Lorenzo Rossi
Per fortuna che c'è (ancora) Ken Loach. Per fortuna esiste un regista, e un uomo prima di tutto, che crede ostinatamente nelle persone e ancora più ostinatamente nel potere che il cinema ha di raccontarle, le persone. E per fortuna c'è chi, come lui, tutto questo lo fa fregandosene dei moralisti, dei benpensanti e del politically correct, riuscendo nonostante tutto a essere profondamente onesto, rigoroso e morale. Del resto la sua onestà sta nell'incapacità atavica e assoluta di mentire, di parlare in modo oscuro o di astrarre eccessivamente dalla reale i suoi racconti (anche se il suo film più significativo degli ultimi anni, Il mio amico Eric, sapeva far leva sulle corde del fantastico in modo esemplare), ma anche nella forza con cui sa guardare in faccia la realtà, senza eccessi didascalici, impastoiamenti ideologici o indugi paternalistici. E se la coerenza qualche volta lo costringe a prese di posizione e intransigenze anche piuttosto radicali (si vedano a tal proposito le recenti polemiche fra il regista e il Torino Film Festival), la militanza per le cause sociali di cui è inesausto e convinto assertore è ancor prima che un riflesso ideologico declinato alla materia cinematografica, una profonda e convinta appartenenza, un'essenza, uno stile di vita. E anche quest'ultimo lavoro non fa eccezione nel suo essere intriso di disagio, solidarietà, politica e riscatto sociale, anche se il tutto è travestito, come non è capitato troppo spesso nella filmografia del regista, di una vena comica e di un'allegria per nulla banali o fuori posto.

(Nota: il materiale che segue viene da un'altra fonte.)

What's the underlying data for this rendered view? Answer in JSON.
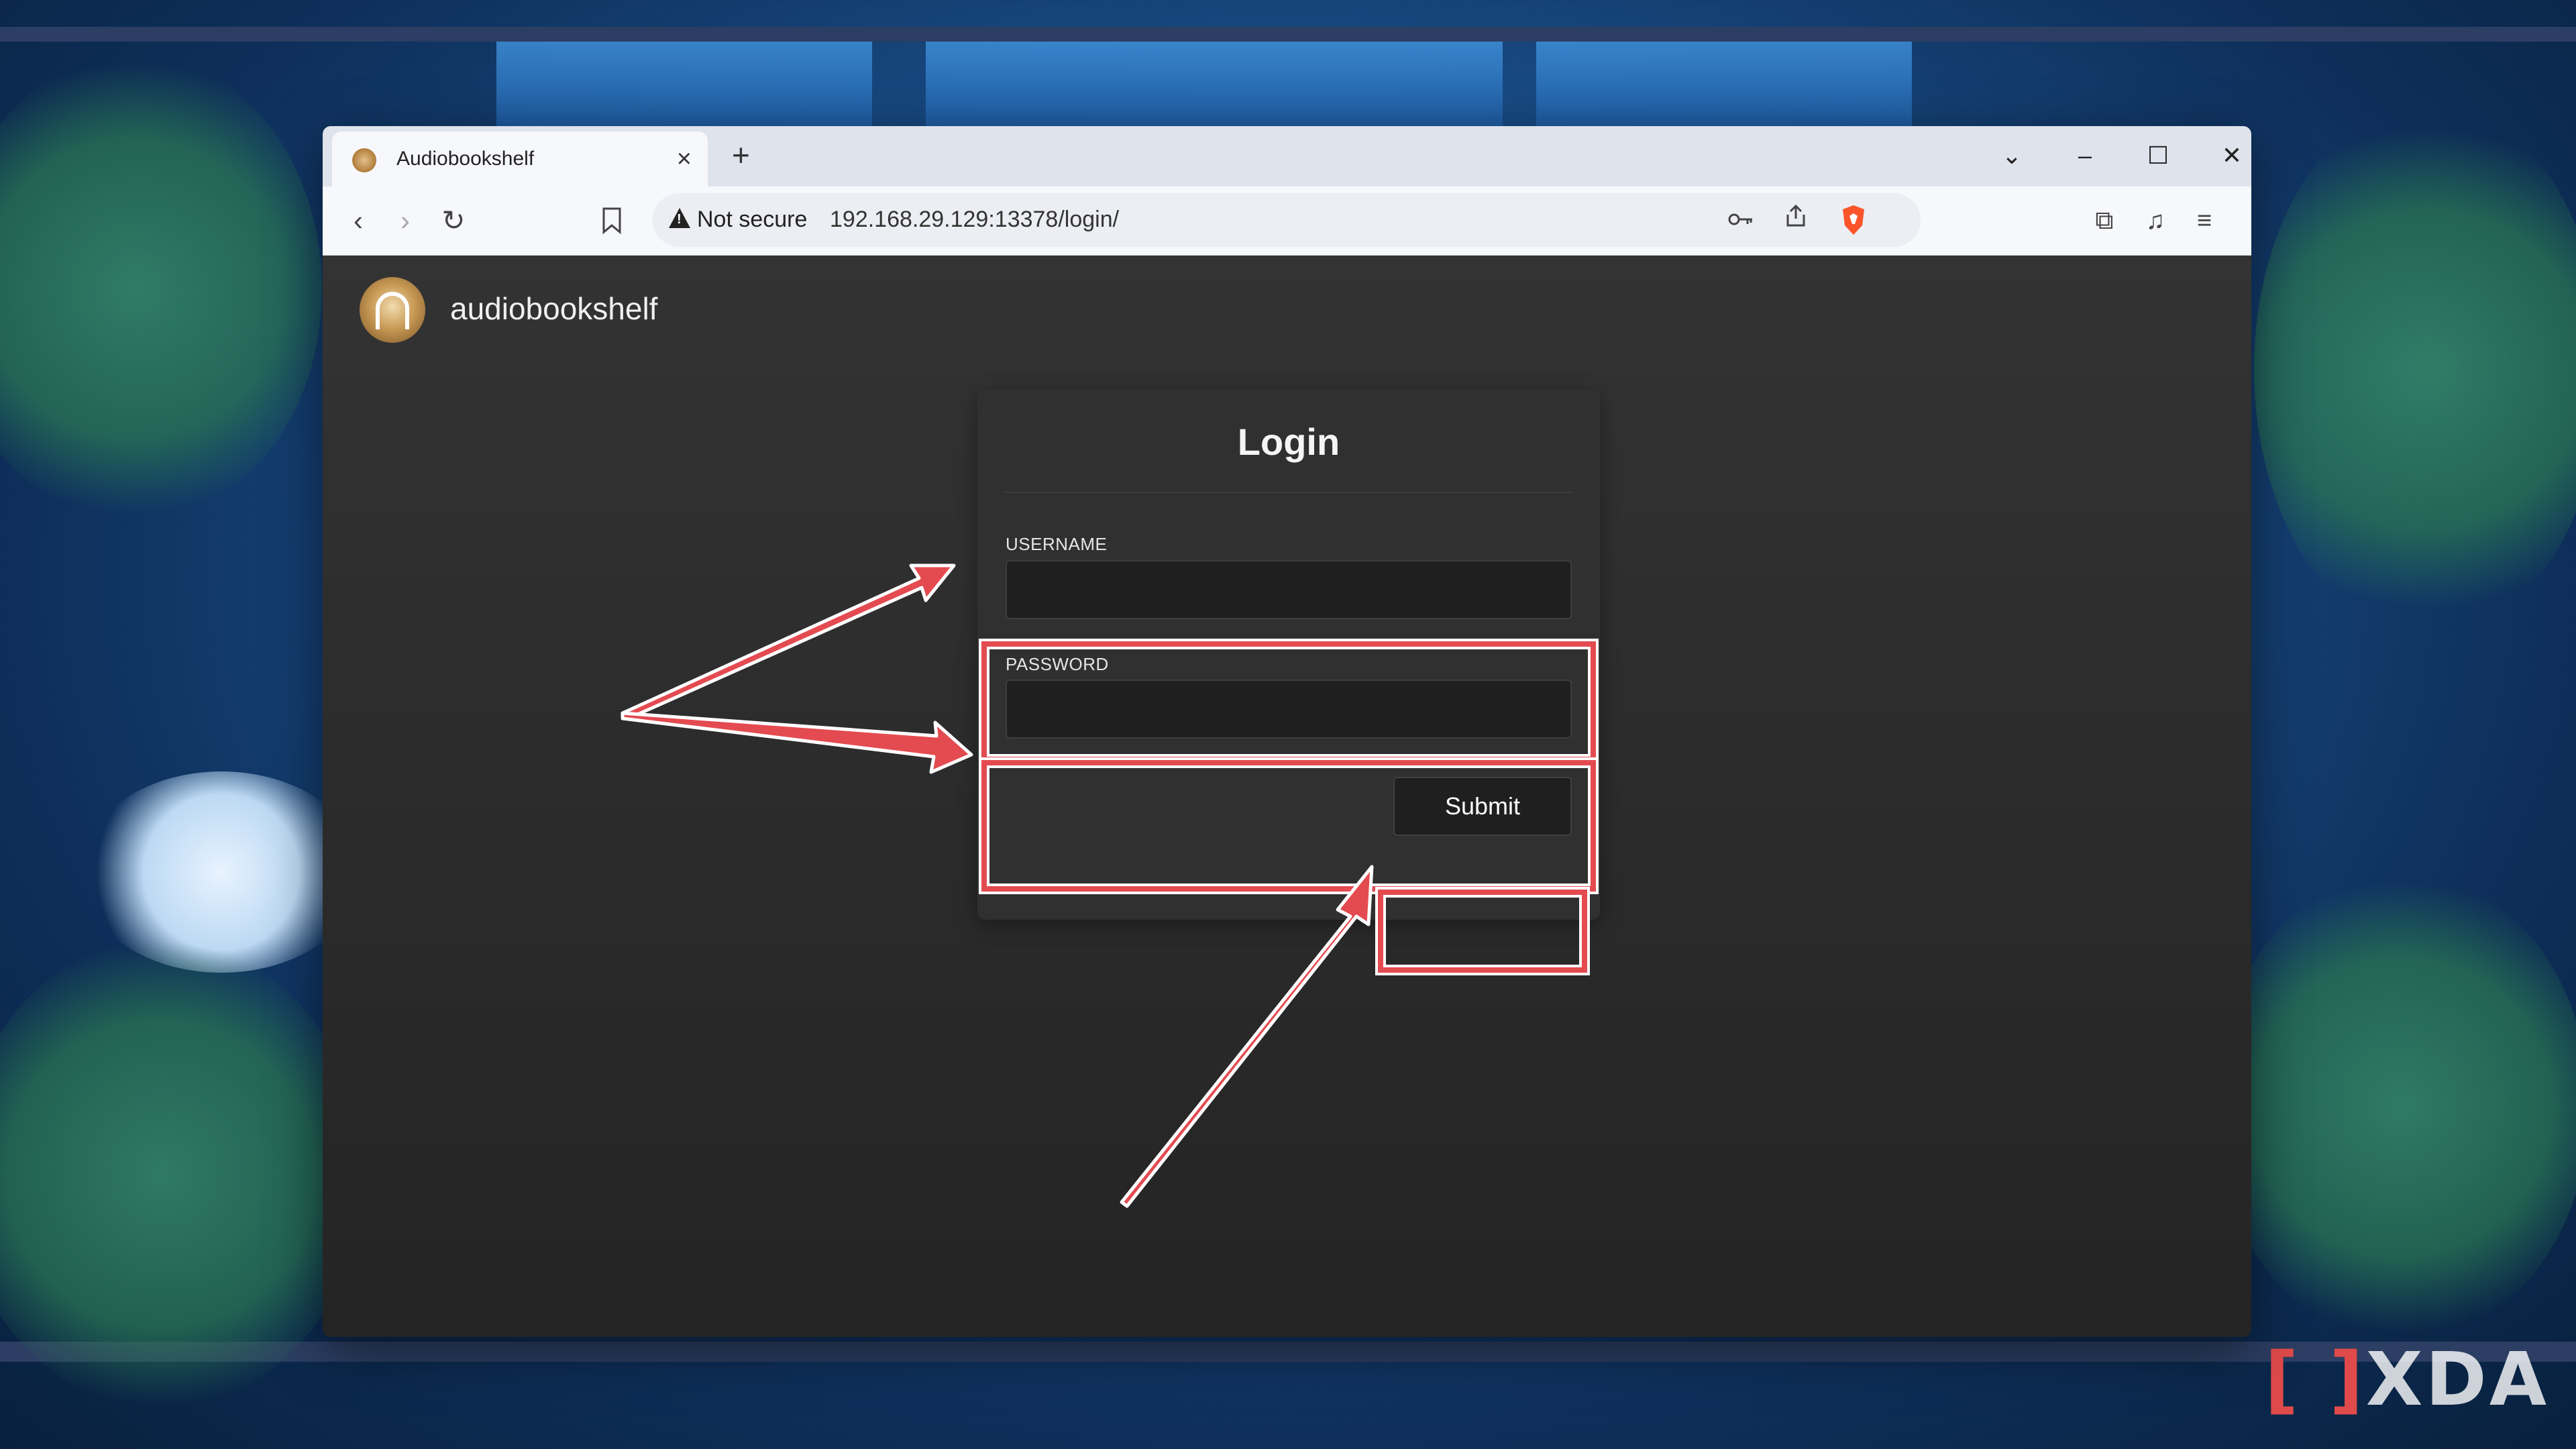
{
  "browser": {
    "tab_title": "Audiobookshelf",
    "tab_close": "×",
    "new_tab": "+",
    "security_label": "Not secure",
    "url": "192.168.29.129:13378/login/"
  },
  "app": {
    "name": "audiobookshelf"
  },
  "login": {
    "title": "Login",
    "username_label": "USERNAME",
    "username_value": "",
    "password_label": "PASSWORD",
    "password_value": "",
    "submit_label": "Submit"
  },
  "annotation": {
    "highlight_color": "#e34b50",
    "arrow_color": "#e34b50"
  },
  "watermark": {
    "text": "XDA"
  }
}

Del resto c'è un grande ottimismo in fondo a questa semplice storia di outsider dei nostri giorni. La storia di Robbie, teppistello della periferia di Glasgow che, costretto dal giudice a un periodo di servizio socialmente utile e convinto di voler cambiar vita dopo la nascita del figlio, con l'aiuto dell'assistente sociale Harry e degli altri giovani affidati alla riabilitazione e complice il suo innato e stupefacente naso per il whisky, riesce a trovare la propria vocazione e il proprio riscatto. Che poi questo riscatto si compia attraverso la messa in opera di un'enorme truffa ai danni di alcuni facoltosi, e stolidi, collezionisti di distillati, è un riflesso marginale, un problema secondario.

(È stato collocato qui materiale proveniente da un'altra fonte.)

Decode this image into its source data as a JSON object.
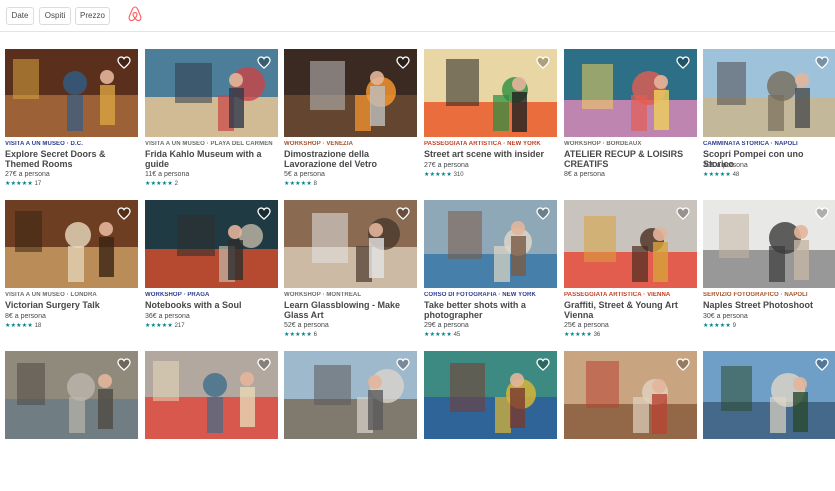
{
  "filters": {
    "date": "Date",
    "guests": "Ospiti",
    "price": "Prezzo"
  },
  "brand_color": "#FF5A5F",
  "cards": [
    {
      "category": "Visita a un museo · D.C.",
      "title": "Explore Secret Doors & Themed Rooms",
      "price": "27€ a persona",
      "stars": "★★★★★",
      "reviews": "17",
      "cat_color": "#2c3a8f"
    },
    {
      "category": "Visita a un museo · Playa del Carmen",
      "title": "Frida Kahlo Museum with a guide",
      "price": "11€ a persona",
      "stars": "★★★★★",
      "reviews": "2",
      "cat_color": "#6b6b6b"
    },
    {
      "category": "Workshop · Venezia",
      "title": "Dimostrazione della Lavorazione del Vetro",
      "price": "5€ a persona",
      "stars": "★★★★★",
      "reviews": "8",
      "cat_color": "#a3532a"
    },
    {
      "category": "Passeggiata artistica · New York",
      "title": "Street art scene with insider",
      "price": "27€ a persona",
      "stars": "★★★★★",
      "reviews": "310",
      "cat_color": "#c13c1f"
    },
    {
      "category": "Workshop · Bordeaux",
      "title": "ATELIER RECUP & LOISIRS CREATIFS",
      "price": "8€ a persona",
      "stars": "",
      "reviews": "",
      "cat_color": "#6b6b6b"
    },
    {
      "category": "Camminata storica · Napoli",
      "title": "Scopri Pompei con uno Storico",
      "price": "30€ a persona",
      "stars": "★★★★★",
      "reviews": "48",
      "cat_color": "#2c3a8f"
    },
    {
      "category": "Visita a un museo · Londra",
      "title": "Victorian Surgery Talk",
      "price": "8€ a persona",
      "stars": "★★★★★",
      "reviews": "18",
      "cat_color": "#6b6b6b"
    },
    {
      "category": "Workshop · Praga",
      "title": "Notebooks with a Soul",
      "price": "36€ a persona",
      "stars": "★★★★★",
      "reviews": "217",
      "cat_color": "#2c3a8f"
    },
    {
      "category": "Workshop · Montreal",
      "title": "Learn Glassblowing - Make Glass Art",
      "price": "52€ a persona",
      "stars": "★★★★★",
      "reviews": "6",
      "cat_color": "#6b6b6b"
    },
    {
      "category": "Corso di fotografia · New York",
      "title": "Take better shots with a photographer",
      "price": "29€ a persona",
      "stars": "★★★★★",
      "reviews": "45",
      "cat_color": "#2c3a8f"
    },
    {
      "category": "Passeggiata artistica · Vienna",
      "title": "Graffiti, Street & Young Art Vienna",
      "price": "25€ a persona",
      "stars": "★★★★★",
      "reviews": "36",
      "cat_color": "#c13c1f"
    },
    {
      "category": "Servizio fotografico · Napoli",
      "title": "Naples Street Photoshoot",
      "price": "30€ a persona",
      "stars": "★★★★★",
      "reviews": "9",
      "cat_color": "#a3532a"
    },
    {
      "category": "",
      "title": "",
      "price": "",
      "stars": "",
      "reviews": "",
      "cat_color": "#6b6b6b"
    },
    {
      "category": "",
      "title": "",
      "price": "",
      "stars": "",
      "reviews": "",
      "cat_color": "#6b6b6b"
    },
    {
      "category": "",
      "title": "",
      "price": "",
      "stars": "",
      "reviews": "",
      "cat_color": "#6b6b6b"
    },
    {
      "category": "",
      "title": "",
      "price": "",
      "stars": "",
      "reviews": "",
      "cat_color": "#6b6b6b"
    },
    {
      "category": "",
      "title": "",
      "price": "",
      "stars": "",
      "reviews": "",
      "cat_color": "#6b6b6b"
    },
    {
      "category": "",
      "title": "",
      "price": "",
      "stars": "",
      "reviews": "",
      "cat_color": "#6b6b6b"
    }
  ]
}
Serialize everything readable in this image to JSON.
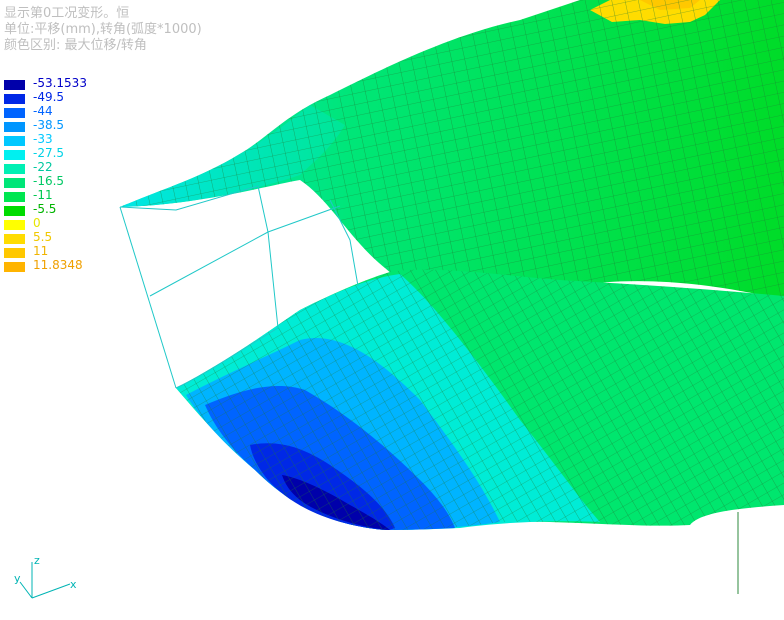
{
  "header": {
    "line1": "显示第0工况变形。恒",
    "line2": "单位:平移(mm),转角(弧度*1000)",
    "line3": "颜色区别: 最大位移/转角"
  },
  "legend": {
    "items": [
      {
        "label": "-53.1533",
        "color": "#0000aa",
        "text_color": "#0000c8"
      },
      {
        "label": "-49.5",
        "color": "#0028e6",
        "text_color": "#0028e6"
      },
      {
        "label": "-44",
        "color": "#0064ff",
        "text_color": "#0064ff"
      },
      {
        "label": "-38.5",
        "color": "#0096ff",
        "text_color": "#0096ff"
      },
      {
        "label": "-33",
        "color": "#00c8ff",
        "text_color": "#00c8ff"
      },
      {
        "label": "-27.5",
        "color": "#00f0f0",
        "text_color": "#00d2e6"
      },
      {
        "label": "-22",
        "color": "#00f0b4",
        "text_color": "#00c8a0"
      },
      {
        "label": "-16.5",
        "color": "#00e678",
        "text_color": "#00c864"
      },
      {
        "label": "-11",
        "color": "#00e650",
        "text_color": "#00c850"
      },
      {
        "label": "-5.5",
        "color": "#00dc00",
        "text_color": "#00b400"
      },
      {
        "label": "0",
        "color": "#ffff00",
        "text_color": "#e6e600"
      },
      {
        "label": "5.5",
        "color": "#ffdc00",
        "text_color": "#f0c800"
      },
      {
        "label": "11",
        "color": "#ffc800",
        "text_color": "#f0b400"
      },
      {
        "label": "11.8348",
        "color": "#ffb400",
        "text_color": "#f0a000"
      }
    ]
  },
  "axes": {
    "x": "x",
    "y": "y",
    "z": "z"
  },
  "colors": {
    "mesh_line": "#2d8a3c",
    "frame_line": "#20c8c8",
    "background": "#ffffff"
  }
}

Per Loach quello che conta è tutto quanto nel film diventa propedeutico a tratteggiare le psicologie e la maturazione dei personaggi. Robbie che trova un motivo vero per vivere e che riesce a rinunciare al suo mondo fatto di rabbia e delinquenza con gli unici mezzi che conosce, Harry che più che un padre per Robbie e gli altri diventa una sorta di angelo custode: bonario, altruista e paziente oltre ogni tipo di retorica o intento commiserevole. Ma anche tutti gli altri, da Mo a Rhino che aiutano il protagonista a mettere in piedi la truffa, sino ad Albert, personaggio dalla psicologia e dall'intelligenza quasi inesistenti e al limite della caricatura, cui vengono assegnate le battute e le gag più esilaranti (quella dell'apertura alla stazione dove lui, sbronzo e riverso sui binari, dialoga con l'altoparlante, vale il film). Perché la commedia, come si diceva, è il vero motore della pellicola.
Loach scandisce i tempi del racconto con un ritmo perfetto e senza rinunciare al divertimento, a momenti di pura comicità e riuscendo perfino a tramutare l'alcol, elemento che nell'immaginario collettivo appartiene alla patria del vizio, dell'abuso e della perdizione, in qualcosa di salvifico e capace di dare sollievo. Un elemento talmente gradevole e benefico che se lo gustano persino gli angeli. La parte degli angeli che dà titolo del film è infatti quella piccola percentuale di whisky che ogni anno evapora dalle botti e sale fino in cielo per sollazzare gli abitatori celesti.